FAUT QUE ÇA DANSE !

Publié le par MAX HEADROOM

De Noémie LVOVSKY - France 2007 1h40 avec Jean-Pierre Marielle, Valeria Bruni-Tedeschi, Sabine Azema, Bulle Ogier, Bakary Sangaré, Arié Elmaleh... Scénario de Noémie Lvovsky et Florence Seyvos.

 

 


On n’a pas toujours l’âge de ses artères, ni celui de ses cheveux blancs ou de feu ses cheveux blancs, et à le voir ainsi, le grand et majestueux Salomon Belinski, on pourrait aisément, sans l’ombre d’un doute, croire en la vie éternelle. Non pas celle que l’on nous promet une fois que la belle mécanique a fini de faire tic-tac, dans un au-delà mystérieux tout autant qu’abscons, non, la vie éternelle ici-bas, sur cette terre, avec les grands vins de Bourgogne et la piscine du dimanche, le jambon-beurre sur le coin d’un zinc et la rosée du matin.
Du haut de ses quatre-vingt piges, Salomon a l’air de tout sauf d’un vieillard et il est bien décidé à continuer sur sa lancée, avec optimisme et légèreté, sans se soucier de la carte vermeil, préférant aux clubs du quatrième âge des cours de claquette. Car son héros à lui, c’est Fred Astaire !
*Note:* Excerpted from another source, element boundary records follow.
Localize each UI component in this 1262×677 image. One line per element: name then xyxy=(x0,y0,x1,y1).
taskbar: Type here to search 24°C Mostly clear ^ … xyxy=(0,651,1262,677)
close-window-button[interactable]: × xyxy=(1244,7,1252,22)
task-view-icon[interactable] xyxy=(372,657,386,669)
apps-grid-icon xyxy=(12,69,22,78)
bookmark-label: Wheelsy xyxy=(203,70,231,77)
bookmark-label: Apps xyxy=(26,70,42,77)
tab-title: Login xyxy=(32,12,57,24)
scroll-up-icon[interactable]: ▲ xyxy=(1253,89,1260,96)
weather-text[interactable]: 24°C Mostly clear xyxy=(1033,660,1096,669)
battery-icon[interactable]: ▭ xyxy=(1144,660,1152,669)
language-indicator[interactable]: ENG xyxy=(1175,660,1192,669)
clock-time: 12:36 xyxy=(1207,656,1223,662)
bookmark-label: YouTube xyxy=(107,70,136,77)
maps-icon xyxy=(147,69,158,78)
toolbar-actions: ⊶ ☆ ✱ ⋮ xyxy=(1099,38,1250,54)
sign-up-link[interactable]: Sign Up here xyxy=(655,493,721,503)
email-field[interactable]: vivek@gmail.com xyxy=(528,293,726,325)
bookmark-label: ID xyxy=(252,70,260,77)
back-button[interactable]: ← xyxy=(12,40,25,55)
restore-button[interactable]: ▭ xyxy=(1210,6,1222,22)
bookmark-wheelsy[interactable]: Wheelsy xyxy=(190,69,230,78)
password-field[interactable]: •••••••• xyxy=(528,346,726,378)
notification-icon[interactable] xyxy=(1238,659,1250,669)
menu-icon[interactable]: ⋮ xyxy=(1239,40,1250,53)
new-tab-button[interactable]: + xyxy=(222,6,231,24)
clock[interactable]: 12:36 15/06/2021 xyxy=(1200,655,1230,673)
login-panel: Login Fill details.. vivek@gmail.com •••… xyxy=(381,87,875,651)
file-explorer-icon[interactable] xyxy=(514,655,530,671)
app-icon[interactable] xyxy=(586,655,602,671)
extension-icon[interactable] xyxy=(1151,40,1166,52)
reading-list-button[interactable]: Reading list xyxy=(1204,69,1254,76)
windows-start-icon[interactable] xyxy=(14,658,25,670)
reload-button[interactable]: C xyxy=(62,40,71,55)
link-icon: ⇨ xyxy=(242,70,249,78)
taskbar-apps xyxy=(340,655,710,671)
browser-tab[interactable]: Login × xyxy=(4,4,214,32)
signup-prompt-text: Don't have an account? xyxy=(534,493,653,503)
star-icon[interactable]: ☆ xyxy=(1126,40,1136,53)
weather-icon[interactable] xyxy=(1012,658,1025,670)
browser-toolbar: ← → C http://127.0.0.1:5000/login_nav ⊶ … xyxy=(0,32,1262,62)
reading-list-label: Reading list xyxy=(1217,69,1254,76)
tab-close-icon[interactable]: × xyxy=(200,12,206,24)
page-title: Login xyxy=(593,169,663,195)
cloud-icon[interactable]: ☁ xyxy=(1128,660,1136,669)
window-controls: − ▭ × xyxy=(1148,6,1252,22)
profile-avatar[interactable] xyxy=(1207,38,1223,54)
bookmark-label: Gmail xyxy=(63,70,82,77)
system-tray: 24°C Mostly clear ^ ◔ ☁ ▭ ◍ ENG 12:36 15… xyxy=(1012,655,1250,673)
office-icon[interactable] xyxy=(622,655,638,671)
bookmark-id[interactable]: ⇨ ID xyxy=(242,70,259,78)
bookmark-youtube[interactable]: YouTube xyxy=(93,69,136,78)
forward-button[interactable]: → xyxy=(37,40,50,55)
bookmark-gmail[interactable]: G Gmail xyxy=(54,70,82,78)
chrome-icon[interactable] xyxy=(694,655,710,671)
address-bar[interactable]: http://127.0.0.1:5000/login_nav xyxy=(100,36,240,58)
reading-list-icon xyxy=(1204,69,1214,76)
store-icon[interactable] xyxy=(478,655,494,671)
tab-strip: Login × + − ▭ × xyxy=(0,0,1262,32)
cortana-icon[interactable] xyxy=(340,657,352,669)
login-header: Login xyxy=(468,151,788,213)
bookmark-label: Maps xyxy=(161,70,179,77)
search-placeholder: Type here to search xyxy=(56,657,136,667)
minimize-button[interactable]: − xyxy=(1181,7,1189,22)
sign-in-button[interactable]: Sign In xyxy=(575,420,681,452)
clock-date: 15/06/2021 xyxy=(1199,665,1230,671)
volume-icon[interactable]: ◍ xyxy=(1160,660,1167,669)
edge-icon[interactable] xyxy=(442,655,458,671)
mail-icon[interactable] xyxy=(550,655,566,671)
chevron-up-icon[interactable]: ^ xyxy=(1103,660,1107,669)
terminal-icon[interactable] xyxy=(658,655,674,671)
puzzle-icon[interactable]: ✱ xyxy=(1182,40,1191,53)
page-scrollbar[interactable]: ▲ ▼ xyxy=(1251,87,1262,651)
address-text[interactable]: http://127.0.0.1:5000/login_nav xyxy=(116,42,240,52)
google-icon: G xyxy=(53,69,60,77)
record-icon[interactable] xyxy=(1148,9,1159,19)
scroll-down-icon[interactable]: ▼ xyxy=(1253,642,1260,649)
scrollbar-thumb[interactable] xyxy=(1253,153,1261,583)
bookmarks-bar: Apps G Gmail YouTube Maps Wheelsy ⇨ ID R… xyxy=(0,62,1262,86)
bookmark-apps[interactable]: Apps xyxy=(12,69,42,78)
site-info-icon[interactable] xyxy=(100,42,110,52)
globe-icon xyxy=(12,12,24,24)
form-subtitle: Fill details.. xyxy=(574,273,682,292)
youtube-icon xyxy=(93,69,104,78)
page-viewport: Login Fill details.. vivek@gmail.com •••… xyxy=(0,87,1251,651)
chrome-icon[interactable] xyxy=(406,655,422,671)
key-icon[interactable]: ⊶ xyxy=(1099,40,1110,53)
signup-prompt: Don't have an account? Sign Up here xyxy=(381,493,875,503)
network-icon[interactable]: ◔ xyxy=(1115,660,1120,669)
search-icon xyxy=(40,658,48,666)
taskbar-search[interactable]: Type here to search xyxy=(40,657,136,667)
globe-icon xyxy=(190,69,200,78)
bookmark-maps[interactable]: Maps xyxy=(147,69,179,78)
Mais Sartre l’avait bien dit : « l’enfer c’est les autres » ; et force est de constater que tout conspire autour de lui pour lui rappeler son soi-disant grand âge. Sa fille Sarah, tout d’abord, qui se crispe dès qu’il a oublié de remonter sa braguette, le croyant devenu gaga, qui le bichonne comme un bambin, de peur qu’il se pète le col du fémur dès qu’il se lève de sa chaise. Son assureur ensuite, qui lui certifie avec ses sincères regrets que son cas ne rentre ni dans les lignes, ni dans les clauses et encore moins dans les alinéas particuliers et qu’il est au regret de ne pouvoir prendre en charge son dossier, rapport au fait que, forcément, un de ces quatre matins, il va casser sa pipe, c’est mathématique.
Et puis il y a son médecin particulier, voisin du dessus, qui lui préconise une abstinence totale, parce qu’à son âge, mieux vaut rengainer sagement son désir que de risquer une fin fatale (mais agréable), genre Félix Faure. Bref, il y a les autres, qui imaginent sous le crâne de Salomon souvenirs poussiéreux, nostalgie et regrets éternels là où il n’y a que pétillement, joie de l’instant et gourmandise de la vie.
La seule peut-être qui en lui ne voit rien de tout cela, mais plutôt un gentleman délicieux lui causant anglais pour rigoler, c’est son ex-femme, la mère de sa fille unique. Il faut dire qu’elle plane à douze mille, avec sa robe de chambre et ses après-ski, perdue dans un petit monde très personnel en compagnie de Shiva et totalement déconnectée des contingences matérielle, ces trucs qui nous pourrissent la vie : l’argent, les meubles, les politesses et les codes sociaux.
Mais Salomon n’est pas non plus totalement dupe : il sait bien que l’horloge dit oui, dit non, et que contrairement à ce que sa fille pense (mais la pauvre, on l’excuse bien aisément, elle n’a jamais vraiment résolu son œdipe), il n’est pas éternel. Ce qu’il lui faut maintenant, dans son dernier automne, c’est une compagne à ses côtés qui ressemblerait à un printemps. Il décide donc de passer une petite annonce, en grugeant, mais alors, très, très légèrement…

Faut que ça danse ! c’est la vie, la mort, le temps qui passe et que l’on ne voit pas passer, les souvenirs que l’on a viré un coup de pied au derche par la porte de sa vie et qui reviennent par la fenêtre… C’est ce que l’on voudrait être et tout ce que l’on ne souhaite pas devenir, ce que l’on transmet sans le savoir… Avec une légèreté tonique et un humour profond qui cache bien son jeu, voilà une délicieuse tranche de vie portée par un Jean-Pierre Marielle majestueux. À bien chercher, il ne sont pas nombreux, les films qui abordent avec autant de drôlerie et de tendresse le sujet de la vieillesse et de la mort, sans pathos, mièvrerie, cynisme ou condescendance.